# Describe yourself.



## Judis (Jul 28, 2013)

You have two words to describe yourself, what are they ?
Seriously, you can pick any two words as long as they describe you !
If you are having problems with deciding on which words describe you then you can go up to "3" words,
but I`d prefer it if you use only two words.

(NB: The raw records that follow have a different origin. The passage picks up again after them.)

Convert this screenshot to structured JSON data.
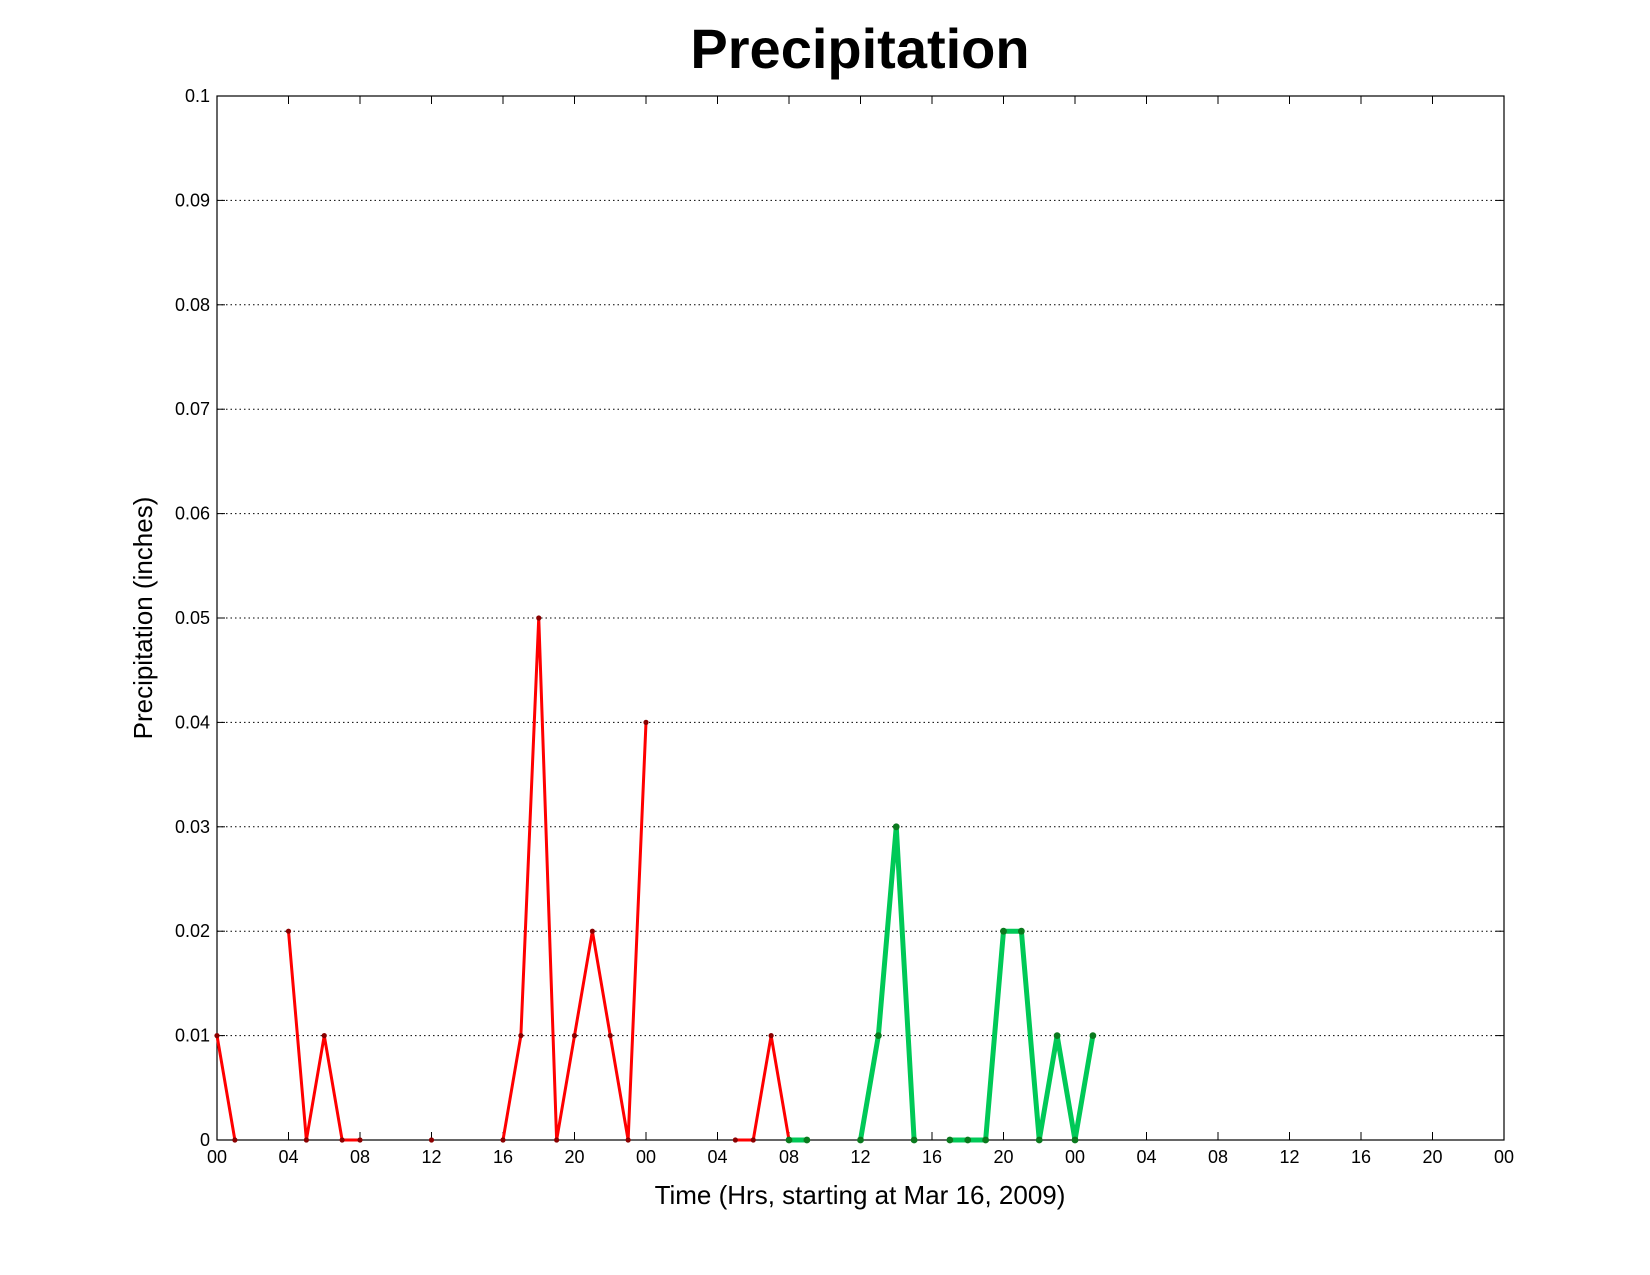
{
  "chart_data": {
    "type": "line",
    "title": "Precipitation",
    "xlabel": "Time (Hrs, starting at Mar 16, 2009)",
    "ylabel": "Precipitation (inches)",
    "ylim": [
      0,
      0.1
    ],
    "xlim": [
      0,
      72
    ],
    "grid": "horizontal dotted",
    "y_ticks": [
      "0",
      "0.01",
      "0.02",
      "0.03",
      "0.04",
      "0.05",
      "0.06",
      "0.07",
      "0.08",
      "0.09",
      "0.1"
    ],
    "x_ticks": [
      "00",
      "04",
      "08",
      "12",
      "16",
      "20",
      "00",
      "04",
      "08",
      "12",
      "16",
      "20",
      "00",
      "04",
      "08",
      "12",
      "16",
      "20",
      "00"
    ],
    "series": [
      {
        "color": "#ff0000",
        "marker_color": "#8b0000",
        "points": [
          [
            0,
            0.01
          ],
          [
            1,
            0
          ],
          null,
          [
            4,
            0.02
          ],
          [
            5,
            0
          ],
          [
            6,
            0.01
          ],
          [
            7,
            0
          ],
          [
            8,
            0
          ],
          null,
          [
            12,
            0
          ],
          null,
          [
            16,
            0
          ],
          [
            17,
            0.01
          ],
          [
            18,
            0.05
          ],
          [
            19,
            0
          ],
          [
            20,
            0.01
          ],
          [
            21,
            0.02
          ],
          [
            22,
            0.01
          ],
          [
            23,
            0
          ],
          [
            24,
            0.04
          ],
          null,
          [
            29,
            0
          ],
          [
            30,
            0
          ],
          [
            31,
            0.01
          ],
          [
            32,
            0
          ]
        ]
      },
      {
        "color": "#00c957",
        "marker_color": "#0a7a1e",
        "points": [
          [
            32,
            0
          ],
          [
            33,
            0
          ],
          null,
          [
            36,
            0
          ],
          [
            37,
            0.01
          ],
          [
            38,
            0.03
          ],
          [
            39,
            0
          ],
          null,
          [
            41,
            0
          ],
          [
            42,
            0
          ],
          [
            43,
            0
          ],
          [
            44,
            0.02
          ],
          [
            45,
            0.02
          ],
          [
            46,
            0
          ],
          [
            47,
            0.01
          ],
          [
            48,
            0
          ],
          [
            49,
            0.01
          ]
        ]
      }
    ]
  }
}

P.S. If you only want to use one word to describe yourself I won't mind,
as long as this word best describes you.


----------



## PaladinX (Feb 20, 2013)

Unbound
Dynamic


----------



## Kysinor (Mar 19, 2009)

Clean
Rhetorical 

Why? I'm pure and good and clean and all that and I do not doubt my ability at being expressive (it is quite good in my own opinion).


----------



## aphinion (Apr 30, 2013)

Eccentric 
Controlling


----------



## RandomNote (Apr 10, 2013)

Nothing special.


----------



## Judis (Jul 28, 2013)

RandomNote said:


> Nothing special.


I think that would be either "Mundane" or "Humility".


----------



## zynthaxx (Aug 12, 2009)

Not very good at following rules I don't see the point in. :ninja:


----------



## Judis (Jul 28, 2013)

zynthaxx said:


> Not very good at following rules I don't see the point in. :ninja:


Tell me which rules you don't like and tell me what your idea to improve on it is.


----------



## Whippit (Jun 15, 2012)

Self-descriptive 
Liar


----------



## Cosmic Hobo (Feb 7, 2013)

"Scarily intelligent" (according to others)

Me:
Giddily clever


----------



## DevilishGrin (May 15, 2013)

Independent
sarcastic


----------



## Cosmic Hobo (Feb 7, 2013)

Although I prefer "hyperbolical fiend".


----------



## tangosthenes (Oct 29, 2011)

Doubting
Forgetful


----------



## Judis (Jul 28, 2013)

Retarded Geneious.


----------



## .59198 (May 26, 2013)

Just two very simple words:
Weird.
Crazy.


----------



## owlet (May 7, 2010)

Creative.
Disappointed.


----------



## Sparkling (Jul 12, 2013)

driven 
struggling


----------



## Jetsune Lobos (Apr 23, 2012)

Keenly unaware.


----------



## LoveAshley (Mar 31, 2013)

Creative
Expressive


----------



## Glurp (Jul 6, 2013)

Clam chowder


----------